The songs from "Red Dirt Girl," most of which she wrote, cast everyday lives in mythological terms, placing individuals' struggles along the continuum of human travail. That covers territory from obsessive love ("I Don't Wanna Talk About It Now") and faded love ("Boy From Tupelo") to busted dreams ("Red Dirt Girl").

With her 1995 Daniel Lanois-produced "Wrecking Ball" album, she transcended the world of country rock she had reigned over during the previous two decades. Her band of recent years, Spyboy, allows her to excel on a broader sonic playing field.

Guitarist and singer Buddy Miller, bassist Tony Hall and drummer Brady Blade extend her remarkable record for surrounding herself with adventurous, consummately skilled musical collaborators. Miller's use of pealing harmonic overtones and thick, distortion-drenched chords brought out the yearning, sometimes tortured undercurrent of the "Red Dirt Girl" songs.

Harris supplemented her latest songs with three from "Wrecking Ball" and a handful of older numbers as reconfigured on her 1998 "Spyboy" live album.

She scored additional points by featuring a fellow musical explorer as her opening act.
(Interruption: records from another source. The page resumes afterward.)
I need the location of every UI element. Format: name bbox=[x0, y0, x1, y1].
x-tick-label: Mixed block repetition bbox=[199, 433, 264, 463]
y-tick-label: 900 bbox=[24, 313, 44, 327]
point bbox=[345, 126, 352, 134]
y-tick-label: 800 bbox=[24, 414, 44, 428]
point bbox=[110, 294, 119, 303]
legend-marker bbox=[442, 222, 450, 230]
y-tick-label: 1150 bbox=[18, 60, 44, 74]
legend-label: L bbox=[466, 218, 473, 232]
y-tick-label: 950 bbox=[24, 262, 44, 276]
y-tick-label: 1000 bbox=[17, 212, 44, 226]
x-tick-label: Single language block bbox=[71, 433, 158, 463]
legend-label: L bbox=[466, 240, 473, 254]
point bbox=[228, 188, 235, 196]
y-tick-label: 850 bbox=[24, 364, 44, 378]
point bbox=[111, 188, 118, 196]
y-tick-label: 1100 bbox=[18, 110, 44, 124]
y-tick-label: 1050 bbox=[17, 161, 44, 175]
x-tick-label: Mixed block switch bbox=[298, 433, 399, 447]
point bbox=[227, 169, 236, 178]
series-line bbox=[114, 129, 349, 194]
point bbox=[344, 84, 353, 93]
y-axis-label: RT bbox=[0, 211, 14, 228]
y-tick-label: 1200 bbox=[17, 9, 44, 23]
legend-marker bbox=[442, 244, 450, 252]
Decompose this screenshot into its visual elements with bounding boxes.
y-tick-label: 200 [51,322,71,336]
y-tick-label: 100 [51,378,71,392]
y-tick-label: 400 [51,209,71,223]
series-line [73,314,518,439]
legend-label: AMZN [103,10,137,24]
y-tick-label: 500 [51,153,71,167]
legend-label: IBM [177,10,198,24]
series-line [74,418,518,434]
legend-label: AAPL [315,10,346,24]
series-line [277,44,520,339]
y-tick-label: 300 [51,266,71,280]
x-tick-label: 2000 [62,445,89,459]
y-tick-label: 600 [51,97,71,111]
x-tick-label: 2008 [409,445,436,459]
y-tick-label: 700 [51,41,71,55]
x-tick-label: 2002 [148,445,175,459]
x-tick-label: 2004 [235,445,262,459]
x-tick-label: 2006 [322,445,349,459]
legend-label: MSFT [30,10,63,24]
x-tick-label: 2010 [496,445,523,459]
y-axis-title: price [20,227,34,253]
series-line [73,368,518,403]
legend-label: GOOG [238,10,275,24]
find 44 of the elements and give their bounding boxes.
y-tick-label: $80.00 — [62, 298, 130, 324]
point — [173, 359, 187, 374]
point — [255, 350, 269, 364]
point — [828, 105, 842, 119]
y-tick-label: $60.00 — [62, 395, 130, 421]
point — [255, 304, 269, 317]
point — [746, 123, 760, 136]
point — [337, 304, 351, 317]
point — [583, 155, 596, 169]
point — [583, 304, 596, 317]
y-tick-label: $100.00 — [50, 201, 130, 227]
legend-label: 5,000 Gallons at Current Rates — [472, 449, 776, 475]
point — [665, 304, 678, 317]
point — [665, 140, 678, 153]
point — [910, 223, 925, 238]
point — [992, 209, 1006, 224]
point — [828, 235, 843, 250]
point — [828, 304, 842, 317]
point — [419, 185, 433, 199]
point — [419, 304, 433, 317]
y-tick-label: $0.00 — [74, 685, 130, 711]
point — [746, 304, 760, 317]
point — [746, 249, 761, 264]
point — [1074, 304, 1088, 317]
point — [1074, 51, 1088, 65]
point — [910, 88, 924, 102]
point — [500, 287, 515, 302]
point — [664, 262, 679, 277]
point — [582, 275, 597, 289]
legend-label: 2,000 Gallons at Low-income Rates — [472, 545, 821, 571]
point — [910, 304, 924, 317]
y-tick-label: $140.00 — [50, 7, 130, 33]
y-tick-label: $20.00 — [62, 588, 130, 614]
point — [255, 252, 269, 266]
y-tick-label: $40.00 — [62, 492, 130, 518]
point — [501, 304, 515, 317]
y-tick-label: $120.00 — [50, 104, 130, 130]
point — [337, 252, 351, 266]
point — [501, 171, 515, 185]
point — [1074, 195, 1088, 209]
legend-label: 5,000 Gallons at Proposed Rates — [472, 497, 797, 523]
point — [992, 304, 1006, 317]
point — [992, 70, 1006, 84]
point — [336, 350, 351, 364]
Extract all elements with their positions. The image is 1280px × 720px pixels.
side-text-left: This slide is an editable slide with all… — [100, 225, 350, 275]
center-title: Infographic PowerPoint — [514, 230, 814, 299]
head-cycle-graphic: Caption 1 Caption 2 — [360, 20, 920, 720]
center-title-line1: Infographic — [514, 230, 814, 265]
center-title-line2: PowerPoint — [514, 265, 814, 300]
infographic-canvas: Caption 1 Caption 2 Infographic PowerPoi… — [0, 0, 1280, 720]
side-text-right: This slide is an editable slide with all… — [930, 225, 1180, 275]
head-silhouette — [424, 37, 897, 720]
Singer-songwriter Joe Henry emphasized his critically lauded new album, "Scar," which fuses lyrics of romantic desolation with musical backing often evoking the otherworldliness of David Lynch composer Angelo Badalamenti, spiced with quasi-Latin jazz-rock-funk grooves.

Henry and his three-piece band at times seemed overmatched by the 1,200-seat Sun's large stage and cavernous interior. Although he might have delivered more emotional power in a smaller facility, and perhaps have been better able to exploit more of "Scar's" lyrical and musical nuances, Henry still produced a frequently chilling excursion down love's dark road.